The money will come from the Indochina-based section of the internationally funded Critical Ecosystem Partnership Fund (CEPF), which calls the region one of the most threatened biodiversity hot spots in the world.

“Freshwater habitats are particularly threatened in Indochina, so we’re very happy to have already funded local organisations,” John Pilgrim, a manager with NGO Birdlife International, said in a press release. The NGO is responsible for implementing CEPF grants in the region.

The fund approved 19 grants out of 166 applications received from Cambodia, Vietnam, Laos and Thailand.

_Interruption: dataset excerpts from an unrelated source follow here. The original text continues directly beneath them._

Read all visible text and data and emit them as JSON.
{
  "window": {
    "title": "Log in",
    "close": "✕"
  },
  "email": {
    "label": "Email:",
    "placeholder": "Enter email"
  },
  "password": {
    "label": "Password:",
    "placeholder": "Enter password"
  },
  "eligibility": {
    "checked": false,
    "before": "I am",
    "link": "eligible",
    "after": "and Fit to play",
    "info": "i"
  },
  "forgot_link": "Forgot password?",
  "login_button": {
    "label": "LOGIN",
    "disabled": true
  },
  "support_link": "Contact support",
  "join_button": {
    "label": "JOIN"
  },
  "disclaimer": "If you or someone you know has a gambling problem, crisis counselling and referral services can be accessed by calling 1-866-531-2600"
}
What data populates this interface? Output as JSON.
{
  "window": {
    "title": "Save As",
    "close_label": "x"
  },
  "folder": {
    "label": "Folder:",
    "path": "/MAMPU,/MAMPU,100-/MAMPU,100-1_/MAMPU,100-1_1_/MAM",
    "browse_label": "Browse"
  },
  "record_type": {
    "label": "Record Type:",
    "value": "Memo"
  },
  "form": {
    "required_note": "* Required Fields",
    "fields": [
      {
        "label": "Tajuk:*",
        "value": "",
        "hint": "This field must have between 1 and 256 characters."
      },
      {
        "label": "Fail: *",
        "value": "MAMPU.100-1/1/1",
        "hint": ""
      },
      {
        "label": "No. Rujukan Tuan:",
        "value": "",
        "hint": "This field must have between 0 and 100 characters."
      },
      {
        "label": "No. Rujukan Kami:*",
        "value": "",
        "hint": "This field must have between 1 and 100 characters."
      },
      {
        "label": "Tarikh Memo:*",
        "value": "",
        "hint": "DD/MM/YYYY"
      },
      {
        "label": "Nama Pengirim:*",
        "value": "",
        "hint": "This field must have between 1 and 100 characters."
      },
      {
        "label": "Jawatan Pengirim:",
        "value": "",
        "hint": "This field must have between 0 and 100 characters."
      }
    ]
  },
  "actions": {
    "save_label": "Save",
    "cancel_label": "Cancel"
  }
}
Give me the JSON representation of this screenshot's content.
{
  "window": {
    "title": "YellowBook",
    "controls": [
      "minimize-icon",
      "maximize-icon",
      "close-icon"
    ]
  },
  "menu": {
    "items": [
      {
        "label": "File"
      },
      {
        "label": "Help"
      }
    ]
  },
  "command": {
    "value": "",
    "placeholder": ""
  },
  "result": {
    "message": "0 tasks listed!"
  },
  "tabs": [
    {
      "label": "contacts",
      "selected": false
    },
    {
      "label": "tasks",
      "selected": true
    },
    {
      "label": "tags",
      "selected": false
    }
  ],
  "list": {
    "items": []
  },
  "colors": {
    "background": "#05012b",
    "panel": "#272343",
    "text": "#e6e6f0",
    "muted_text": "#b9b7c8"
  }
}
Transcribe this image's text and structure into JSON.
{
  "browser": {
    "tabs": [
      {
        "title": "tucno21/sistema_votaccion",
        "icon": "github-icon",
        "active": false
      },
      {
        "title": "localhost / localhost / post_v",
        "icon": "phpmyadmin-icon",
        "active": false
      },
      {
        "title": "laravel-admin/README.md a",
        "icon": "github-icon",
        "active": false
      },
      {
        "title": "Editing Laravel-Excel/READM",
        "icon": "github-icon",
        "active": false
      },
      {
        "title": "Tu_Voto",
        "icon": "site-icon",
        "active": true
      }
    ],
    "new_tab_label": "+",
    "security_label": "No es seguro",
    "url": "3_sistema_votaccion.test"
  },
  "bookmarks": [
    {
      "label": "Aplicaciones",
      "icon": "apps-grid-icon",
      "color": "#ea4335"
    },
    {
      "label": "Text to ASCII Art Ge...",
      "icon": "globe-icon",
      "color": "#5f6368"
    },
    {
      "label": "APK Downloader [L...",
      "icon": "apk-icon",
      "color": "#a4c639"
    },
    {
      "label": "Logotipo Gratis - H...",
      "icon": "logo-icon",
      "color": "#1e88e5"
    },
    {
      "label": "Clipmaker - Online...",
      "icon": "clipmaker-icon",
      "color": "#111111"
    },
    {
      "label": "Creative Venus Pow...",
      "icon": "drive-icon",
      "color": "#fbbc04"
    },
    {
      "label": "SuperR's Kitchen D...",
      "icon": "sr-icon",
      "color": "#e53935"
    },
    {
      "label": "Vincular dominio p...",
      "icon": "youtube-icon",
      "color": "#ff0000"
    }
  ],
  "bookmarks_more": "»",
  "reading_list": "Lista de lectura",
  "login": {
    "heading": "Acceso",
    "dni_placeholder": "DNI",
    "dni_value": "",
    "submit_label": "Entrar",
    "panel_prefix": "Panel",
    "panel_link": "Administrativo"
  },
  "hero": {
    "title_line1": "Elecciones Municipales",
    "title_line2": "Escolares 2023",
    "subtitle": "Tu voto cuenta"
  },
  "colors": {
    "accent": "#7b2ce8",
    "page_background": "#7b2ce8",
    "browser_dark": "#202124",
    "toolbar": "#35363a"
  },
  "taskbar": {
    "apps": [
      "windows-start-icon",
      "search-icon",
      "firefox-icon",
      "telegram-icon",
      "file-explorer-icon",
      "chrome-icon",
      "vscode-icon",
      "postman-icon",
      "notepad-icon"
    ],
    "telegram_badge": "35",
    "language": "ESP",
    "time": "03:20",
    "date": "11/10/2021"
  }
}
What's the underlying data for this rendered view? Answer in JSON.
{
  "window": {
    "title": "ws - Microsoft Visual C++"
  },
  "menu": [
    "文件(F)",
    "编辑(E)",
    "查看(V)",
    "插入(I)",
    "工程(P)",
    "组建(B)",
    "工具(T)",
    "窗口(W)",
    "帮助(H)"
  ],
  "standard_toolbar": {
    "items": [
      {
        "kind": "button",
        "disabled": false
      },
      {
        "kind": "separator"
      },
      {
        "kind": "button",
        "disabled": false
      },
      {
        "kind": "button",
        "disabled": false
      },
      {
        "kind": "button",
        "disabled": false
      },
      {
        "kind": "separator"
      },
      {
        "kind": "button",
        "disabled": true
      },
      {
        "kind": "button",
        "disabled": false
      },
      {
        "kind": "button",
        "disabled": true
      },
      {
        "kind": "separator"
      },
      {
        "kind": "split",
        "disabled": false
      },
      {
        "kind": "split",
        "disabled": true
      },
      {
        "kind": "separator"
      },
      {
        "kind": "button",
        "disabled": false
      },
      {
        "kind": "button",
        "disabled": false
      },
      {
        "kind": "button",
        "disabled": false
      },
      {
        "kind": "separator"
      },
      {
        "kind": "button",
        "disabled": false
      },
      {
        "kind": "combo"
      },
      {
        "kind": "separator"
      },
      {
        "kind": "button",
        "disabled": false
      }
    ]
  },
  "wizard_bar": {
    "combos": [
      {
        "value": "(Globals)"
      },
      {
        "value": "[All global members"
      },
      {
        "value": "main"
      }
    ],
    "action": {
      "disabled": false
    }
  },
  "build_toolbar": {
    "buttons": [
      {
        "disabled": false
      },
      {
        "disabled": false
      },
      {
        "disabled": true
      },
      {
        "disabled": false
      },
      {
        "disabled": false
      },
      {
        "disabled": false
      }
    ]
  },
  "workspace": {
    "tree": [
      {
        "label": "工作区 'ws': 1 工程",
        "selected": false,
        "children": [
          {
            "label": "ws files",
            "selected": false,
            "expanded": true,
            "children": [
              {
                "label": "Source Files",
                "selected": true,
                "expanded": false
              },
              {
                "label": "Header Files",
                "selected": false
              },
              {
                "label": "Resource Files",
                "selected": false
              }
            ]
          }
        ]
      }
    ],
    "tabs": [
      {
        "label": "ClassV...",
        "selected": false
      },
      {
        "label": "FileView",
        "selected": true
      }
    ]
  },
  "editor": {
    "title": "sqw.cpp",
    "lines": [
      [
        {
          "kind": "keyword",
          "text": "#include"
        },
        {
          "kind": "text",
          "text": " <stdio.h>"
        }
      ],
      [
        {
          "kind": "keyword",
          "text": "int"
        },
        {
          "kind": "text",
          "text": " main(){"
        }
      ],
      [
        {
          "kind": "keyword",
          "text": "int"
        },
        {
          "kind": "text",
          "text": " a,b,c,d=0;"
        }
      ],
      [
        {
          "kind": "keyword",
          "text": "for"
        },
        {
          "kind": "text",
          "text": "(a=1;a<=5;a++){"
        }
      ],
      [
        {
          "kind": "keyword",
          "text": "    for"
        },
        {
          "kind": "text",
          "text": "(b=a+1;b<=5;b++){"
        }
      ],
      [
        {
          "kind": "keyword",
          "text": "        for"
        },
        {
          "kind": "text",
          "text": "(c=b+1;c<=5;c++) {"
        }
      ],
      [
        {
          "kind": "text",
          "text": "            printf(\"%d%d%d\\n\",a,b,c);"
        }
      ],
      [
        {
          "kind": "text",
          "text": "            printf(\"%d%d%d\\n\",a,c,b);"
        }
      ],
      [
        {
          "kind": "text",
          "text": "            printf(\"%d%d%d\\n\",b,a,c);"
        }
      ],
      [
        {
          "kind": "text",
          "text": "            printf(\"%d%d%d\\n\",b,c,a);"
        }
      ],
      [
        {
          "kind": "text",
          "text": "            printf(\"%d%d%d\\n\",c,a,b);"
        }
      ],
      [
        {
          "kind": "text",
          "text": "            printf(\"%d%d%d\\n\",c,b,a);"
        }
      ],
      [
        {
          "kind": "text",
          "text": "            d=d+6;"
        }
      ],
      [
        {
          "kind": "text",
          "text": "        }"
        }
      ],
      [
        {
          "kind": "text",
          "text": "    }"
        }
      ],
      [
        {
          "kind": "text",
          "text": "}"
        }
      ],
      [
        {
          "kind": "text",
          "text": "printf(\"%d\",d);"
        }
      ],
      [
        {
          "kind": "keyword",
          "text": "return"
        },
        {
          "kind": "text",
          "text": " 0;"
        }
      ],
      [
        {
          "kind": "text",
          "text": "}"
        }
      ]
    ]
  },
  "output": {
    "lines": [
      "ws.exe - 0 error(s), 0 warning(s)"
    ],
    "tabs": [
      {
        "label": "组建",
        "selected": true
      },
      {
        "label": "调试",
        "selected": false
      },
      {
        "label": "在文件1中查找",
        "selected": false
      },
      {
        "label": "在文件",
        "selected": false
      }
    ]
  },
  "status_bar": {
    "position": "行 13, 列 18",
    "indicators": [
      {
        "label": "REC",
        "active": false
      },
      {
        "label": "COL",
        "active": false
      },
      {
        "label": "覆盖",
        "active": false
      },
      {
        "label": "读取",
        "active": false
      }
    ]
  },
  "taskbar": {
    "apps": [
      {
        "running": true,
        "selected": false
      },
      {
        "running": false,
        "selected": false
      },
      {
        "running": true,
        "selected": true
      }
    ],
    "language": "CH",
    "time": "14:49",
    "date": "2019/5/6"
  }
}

Of these, Cambodia received eight.

One of the grants, worth just under $20,000, will go to the local 3S Rivers Protection Network, which will use the funds to raise local awareness about the potential impact of dams on the Srepok, Sesan and Sekong rivers in northeastern Cambodia.

Other Cambodian grants are aimed at conserving threatened species in the country.

According to CEPF, only 5 percent of the region’s natural habitats remain in “relatively pristine condition”. The group sees poverty alleviation and biodiversity conservation as closely linked, as a large portion of the rural population is dependent on natural resources.